Alors Céluta, chargée d’amuser le guerrier blanc, se mit à chanter. Elle disait :

« Voici le plaqueminier ; sous ce plaqueminier il y a un gazon ; sous ce gazon repose une femme. Moi qui pleure sous le plaqueminier, je m’appelle Céluta, je suis fille de la femme qui repose sous le gazon ; elle était ma mère.

« Ma mère me dit en mourant : Travaille ; sois fidèle à ton époux quand tu l’auras trouvé ; s’il est heureux, sois humble et timide ; n’approche de lui que lorsqu’il te dira : Viens, mes lèvres veulent parler aux tiennes.

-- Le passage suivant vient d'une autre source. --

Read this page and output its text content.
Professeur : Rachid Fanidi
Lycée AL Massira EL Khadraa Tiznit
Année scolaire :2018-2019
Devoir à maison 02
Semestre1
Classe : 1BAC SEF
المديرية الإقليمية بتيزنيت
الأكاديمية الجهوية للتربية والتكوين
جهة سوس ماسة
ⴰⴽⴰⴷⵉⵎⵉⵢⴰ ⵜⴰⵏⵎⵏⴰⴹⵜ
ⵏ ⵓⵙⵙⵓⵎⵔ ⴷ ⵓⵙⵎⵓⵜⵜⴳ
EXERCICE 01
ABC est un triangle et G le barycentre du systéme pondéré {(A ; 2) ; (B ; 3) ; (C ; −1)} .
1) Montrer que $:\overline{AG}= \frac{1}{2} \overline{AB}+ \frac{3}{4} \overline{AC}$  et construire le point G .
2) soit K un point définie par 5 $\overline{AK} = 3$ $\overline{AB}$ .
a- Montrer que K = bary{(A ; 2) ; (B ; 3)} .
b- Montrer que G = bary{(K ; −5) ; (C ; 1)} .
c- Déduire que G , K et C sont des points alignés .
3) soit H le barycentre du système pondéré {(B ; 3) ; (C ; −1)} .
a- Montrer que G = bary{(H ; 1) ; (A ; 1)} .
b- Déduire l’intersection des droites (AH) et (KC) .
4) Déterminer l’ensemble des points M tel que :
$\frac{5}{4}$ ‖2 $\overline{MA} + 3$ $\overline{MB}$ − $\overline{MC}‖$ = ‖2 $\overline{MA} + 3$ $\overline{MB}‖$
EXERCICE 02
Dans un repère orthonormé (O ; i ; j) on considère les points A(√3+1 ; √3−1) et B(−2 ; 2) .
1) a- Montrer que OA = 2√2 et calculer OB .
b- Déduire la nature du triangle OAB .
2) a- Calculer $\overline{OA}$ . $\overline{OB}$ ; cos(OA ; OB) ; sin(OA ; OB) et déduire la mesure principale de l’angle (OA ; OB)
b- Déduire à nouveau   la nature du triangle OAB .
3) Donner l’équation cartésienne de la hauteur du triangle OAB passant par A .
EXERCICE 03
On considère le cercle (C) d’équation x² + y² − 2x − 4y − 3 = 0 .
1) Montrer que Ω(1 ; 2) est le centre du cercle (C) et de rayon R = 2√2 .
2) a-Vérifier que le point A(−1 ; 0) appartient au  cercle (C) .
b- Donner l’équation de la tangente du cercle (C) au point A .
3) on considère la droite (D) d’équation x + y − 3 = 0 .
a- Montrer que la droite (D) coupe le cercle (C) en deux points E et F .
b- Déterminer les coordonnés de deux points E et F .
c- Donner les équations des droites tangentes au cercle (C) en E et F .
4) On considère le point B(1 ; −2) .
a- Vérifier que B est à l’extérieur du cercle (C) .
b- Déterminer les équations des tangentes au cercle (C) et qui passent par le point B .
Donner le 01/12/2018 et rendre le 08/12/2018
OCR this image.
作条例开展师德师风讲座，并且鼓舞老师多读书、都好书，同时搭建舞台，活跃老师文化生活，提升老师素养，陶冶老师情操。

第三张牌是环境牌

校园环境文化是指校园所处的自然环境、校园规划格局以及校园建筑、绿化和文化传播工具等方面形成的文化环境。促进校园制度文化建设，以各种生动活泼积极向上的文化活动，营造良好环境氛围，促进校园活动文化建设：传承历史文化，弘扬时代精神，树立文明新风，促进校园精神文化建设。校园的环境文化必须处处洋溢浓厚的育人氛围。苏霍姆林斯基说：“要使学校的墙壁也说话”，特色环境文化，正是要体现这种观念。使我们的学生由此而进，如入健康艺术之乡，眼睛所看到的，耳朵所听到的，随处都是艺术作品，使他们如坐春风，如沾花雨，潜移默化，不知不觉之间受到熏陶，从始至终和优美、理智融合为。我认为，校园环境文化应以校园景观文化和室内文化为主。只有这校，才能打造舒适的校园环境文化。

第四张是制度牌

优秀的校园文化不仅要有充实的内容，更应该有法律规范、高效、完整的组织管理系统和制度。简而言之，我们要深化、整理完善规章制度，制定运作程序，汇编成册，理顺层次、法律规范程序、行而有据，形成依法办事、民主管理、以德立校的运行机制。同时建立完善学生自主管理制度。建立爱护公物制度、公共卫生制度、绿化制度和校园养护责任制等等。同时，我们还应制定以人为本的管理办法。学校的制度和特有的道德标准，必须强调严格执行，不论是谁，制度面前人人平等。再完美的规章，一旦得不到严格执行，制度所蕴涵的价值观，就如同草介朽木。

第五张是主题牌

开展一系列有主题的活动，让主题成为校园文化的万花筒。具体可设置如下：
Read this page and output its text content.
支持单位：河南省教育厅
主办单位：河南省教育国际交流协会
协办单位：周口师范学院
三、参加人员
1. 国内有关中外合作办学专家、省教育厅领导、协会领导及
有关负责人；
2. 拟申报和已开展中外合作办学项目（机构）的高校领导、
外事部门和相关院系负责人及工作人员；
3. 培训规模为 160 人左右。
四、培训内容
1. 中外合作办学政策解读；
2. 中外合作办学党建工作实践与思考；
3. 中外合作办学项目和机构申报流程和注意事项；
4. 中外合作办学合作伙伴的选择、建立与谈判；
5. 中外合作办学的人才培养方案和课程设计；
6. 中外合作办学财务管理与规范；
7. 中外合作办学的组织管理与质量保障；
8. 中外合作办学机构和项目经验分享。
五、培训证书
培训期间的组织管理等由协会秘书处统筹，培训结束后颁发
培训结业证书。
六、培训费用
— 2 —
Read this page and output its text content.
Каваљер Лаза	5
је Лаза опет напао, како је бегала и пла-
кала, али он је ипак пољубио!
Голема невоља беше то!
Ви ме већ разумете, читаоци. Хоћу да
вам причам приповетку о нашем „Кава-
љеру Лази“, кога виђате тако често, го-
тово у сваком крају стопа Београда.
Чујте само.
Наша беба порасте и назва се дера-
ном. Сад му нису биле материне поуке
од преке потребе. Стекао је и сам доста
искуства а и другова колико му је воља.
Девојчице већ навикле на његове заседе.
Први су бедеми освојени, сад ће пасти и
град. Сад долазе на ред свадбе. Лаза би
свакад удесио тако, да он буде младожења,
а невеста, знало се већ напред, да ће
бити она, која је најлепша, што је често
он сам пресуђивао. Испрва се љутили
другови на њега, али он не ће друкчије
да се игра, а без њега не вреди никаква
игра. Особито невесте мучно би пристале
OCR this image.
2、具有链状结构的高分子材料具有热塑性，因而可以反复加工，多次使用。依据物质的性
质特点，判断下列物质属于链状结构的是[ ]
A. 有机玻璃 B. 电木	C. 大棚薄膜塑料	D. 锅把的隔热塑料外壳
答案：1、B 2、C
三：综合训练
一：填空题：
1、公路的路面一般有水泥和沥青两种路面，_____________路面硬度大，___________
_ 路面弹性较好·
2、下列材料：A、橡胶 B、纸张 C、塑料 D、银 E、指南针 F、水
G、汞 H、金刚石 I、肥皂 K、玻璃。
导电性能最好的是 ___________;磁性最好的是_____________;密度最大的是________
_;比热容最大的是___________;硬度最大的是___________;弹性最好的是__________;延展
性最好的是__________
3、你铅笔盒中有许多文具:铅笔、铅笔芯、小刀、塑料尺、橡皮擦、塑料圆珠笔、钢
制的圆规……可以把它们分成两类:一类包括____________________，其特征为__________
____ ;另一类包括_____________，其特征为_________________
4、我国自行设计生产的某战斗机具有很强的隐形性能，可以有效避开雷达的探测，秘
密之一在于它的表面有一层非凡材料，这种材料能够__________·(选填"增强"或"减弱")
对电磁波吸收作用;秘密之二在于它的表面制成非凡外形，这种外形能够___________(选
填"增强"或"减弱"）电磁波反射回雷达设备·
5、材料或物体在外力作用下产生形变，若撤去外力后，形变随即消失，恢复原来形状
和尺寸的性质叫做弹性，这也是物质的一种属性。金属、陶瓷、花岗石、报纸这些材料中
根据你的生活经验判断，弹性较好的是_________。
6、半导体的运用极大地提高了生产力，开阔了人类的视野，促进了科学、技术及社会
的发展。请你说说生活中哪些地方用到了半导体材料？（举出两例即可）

« S’il est infortuné, sois prodigue de tes caresses ; que ton âme environne la sienne, que ta chair soit insensible aux vents et aux douleurs. Moi, qui m’appelle Céluta, je pleure maintenant sous le plaqueminier ; je suis la fille de la femme qui repose sous le gazon. »

L’indienne, en chantant ces paroles, tremblait, et des larmes coulaient comme des perles le long de ses joues : elle ne savait pourquoi, à la vue du frère d’Amélie, elle se souvenait des derniers conseils de sa mère. René sentait lui-même ses yeux humides. La famille partageait l’émotion de Céluta ; et toute la cabane pleurait de regret, d’amour et de vertu. Tel fut le repas du matin.

À peine cette scène était terminée qu’un guerrier parut : il apportait une hache en présent à l’étranger, pour qu’il se bâtît une cabane. Il conduisait en même temps une vierge plus belle et plus jeune que Chryséis, afin que le nouveau fils de Chactas commençât un lit dans le désert. Céluta baissa la tête dans son sein : Chactas, averti de ce qui se passait, devina le reste. Alors, d’une voix courroucée : « Veut-on faire un affront à Chactas ? Le guerrier adopté par moi ne doit pas être traité comme un étranger. »

Consterné à cette réprimande du vieillard, l’envoyé frappa des mains, et s’écria : « René, adopté par Chactas, ne doit pas être regardé comme un étranger. »

Cependant Chactas conseilla au frère d’Amélie de faire un présent à Mila, dans la crainte d’offenser une famille puissante qui comptait plus de trente tombeaux. René obéit : il ouvrit une cassette de bois de papaya ; il en tira un collier de porcelaine : ce collier était monté sur un fil de la racine du tremble, appelé l’arbre du refus, parce que la liane se dessèche autour de son tronc. René faisait ces choses par le conseil de Chactas ; il donna le collier à Mila, à peine âgée de quatorze ans, en disant : « Heureux votre père et votre mère ! plus heureux celui qui sera votre époux ! » Mila jeta le collier à terre.